The 10-year note lagged gains in the two-year note as some analysts said a rate cut after 11 reductions last year may spark faster inflation, eroding the value of securities with longer maturities. The difference in yields between two and 10-year notes widened 2 basis points to 2.29 percentage points. The gap is the widest since January 1993, months after the Fed finished a series of rate cuts.
Ten-year notes also lagged gains in two-year notes as investors anticipated the government's sale next week of a record US$18 billion in 10-year notes and $22 billion in five-year notes.
The Treasury is swelling the supply of securities to finance the first budget deficit since 1997. The five-year note sale equals the size of a record sale last quarter.
The yield gap between two and 10-year notes is within 40 basis points of its peak in 1992 of 2.68 percentage points. "You can certainly surpass that high" within a few months, said Richard Gilhooly, a government bond strategist at BNP Paribas.
A government report today added to evidence the recovery is slowing. The economy generated 6,000 new jobs last month, a fraction of the 60,000 forecast by economists, leaving the unemployment rate at 5.9 percent.

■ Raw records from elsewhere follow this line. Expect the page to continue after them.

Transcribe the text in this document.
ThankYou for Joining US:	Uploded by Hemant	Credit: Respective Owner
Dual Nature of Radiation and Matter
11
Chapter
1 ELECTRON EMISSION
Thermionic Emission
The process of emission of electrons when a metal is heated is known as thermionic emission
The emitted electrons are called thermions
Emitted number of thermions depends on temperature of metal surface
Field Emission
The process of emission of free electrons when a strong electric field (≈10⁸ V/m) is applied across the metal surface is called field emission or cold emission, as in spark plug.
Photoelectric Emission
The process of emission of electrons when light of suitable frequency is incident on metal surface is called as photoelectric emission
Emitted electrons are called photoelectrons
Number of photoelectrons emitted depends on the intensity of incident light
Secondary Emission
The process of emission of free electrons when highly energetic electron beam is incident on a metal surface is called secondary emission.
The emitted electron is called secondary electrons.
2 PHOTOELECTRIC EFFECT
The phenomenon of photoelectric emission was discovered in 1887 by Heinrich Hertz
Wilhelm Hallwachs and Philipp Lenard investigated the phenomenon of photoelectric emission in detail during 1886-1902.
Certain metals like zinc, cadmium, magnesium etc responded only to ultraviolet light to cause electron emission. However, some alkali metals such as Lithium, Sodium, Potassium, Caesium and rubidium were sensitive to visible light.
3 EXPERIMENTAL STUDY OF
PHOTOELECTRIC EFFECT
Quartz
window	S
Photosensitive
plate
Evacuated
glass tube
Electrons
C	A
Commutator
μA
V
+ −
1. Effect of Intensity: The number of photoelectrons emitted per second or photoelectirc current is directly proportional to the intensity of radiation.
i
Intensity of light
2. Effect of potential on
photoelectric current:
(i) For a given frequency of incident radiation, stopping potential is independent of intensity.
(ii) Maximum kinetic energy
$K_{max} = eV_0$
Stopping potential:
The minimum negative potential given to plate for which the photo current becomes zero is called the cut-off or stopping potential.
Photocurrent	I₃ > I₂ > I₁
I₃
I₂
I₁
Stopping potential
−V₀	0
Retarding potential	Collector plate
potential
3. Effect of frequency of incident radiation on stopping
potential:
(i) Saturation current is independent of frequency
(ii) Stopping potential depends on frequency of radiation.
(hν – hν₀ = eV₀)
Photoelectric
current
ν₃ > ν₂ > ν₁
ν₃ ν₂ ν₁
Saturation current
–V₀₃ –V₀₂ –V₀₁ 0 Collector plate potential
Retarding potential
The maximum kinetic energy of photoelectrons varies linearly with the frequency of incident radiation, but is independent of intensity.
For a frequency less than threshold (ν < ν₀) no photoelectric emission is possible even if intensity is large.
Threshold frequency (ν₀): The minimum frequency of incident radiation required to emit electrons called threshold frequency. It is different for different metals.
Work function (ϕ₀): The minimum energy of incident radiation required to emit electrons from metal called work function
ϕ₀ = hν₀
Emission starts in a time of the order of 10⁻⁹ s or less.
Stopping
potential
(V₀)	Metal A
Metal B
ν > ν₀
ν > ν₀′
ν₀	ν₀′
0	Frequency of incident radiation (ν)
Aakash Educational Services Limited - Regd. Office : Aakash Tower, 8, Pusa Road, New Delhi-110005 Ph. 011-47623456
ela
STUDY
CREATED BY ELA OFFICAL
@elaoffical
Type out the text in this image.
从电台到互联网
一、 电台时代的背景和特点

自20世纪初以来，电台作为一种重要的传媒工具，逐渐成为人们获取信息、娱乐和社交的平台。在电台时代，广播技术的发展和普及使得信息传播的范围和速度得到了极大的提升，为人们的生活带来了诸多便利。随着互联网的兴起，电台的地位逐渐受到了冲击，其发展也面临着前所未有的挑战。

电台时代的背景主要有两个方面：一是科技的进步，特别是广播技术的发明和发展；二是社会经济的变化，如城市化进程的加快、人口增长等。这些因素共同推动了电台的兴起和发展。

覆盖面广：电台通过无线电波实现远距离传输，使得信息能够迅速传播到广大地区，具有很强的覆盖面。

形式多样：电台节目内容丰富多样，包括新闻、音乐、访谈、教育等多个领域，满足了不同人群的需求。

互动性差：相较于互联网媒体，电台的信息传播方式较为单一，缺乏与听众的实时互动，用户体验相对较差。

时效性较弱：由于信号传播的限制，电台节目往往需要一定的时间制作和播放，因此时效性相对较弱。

Stocks fell, boosting the appeal of Treasuries' fixed-rate payments. The S&P 500 dropped 2.3 percent, extending its losses this year to 25 percent amid corporate accounting scandals and concern profit growth will be sluggish. The tumble in stocks has weakened consumer confidence. Economists say that may lead to a decline in consumer spending, which accounts for two-thirds of demand in the economy.
Reports earlier this week showed the US economy expanded at less than half the rate forecast in the second quarter and that manufacturing growth slowed in July.
The economy grew 1.1 percent in the second quarter, cooling from a 5 percent annual rate of expansion in the January-to-March period. The Institute for Supply Management said its factory index fell to 50.5 in July from 56.2 in June.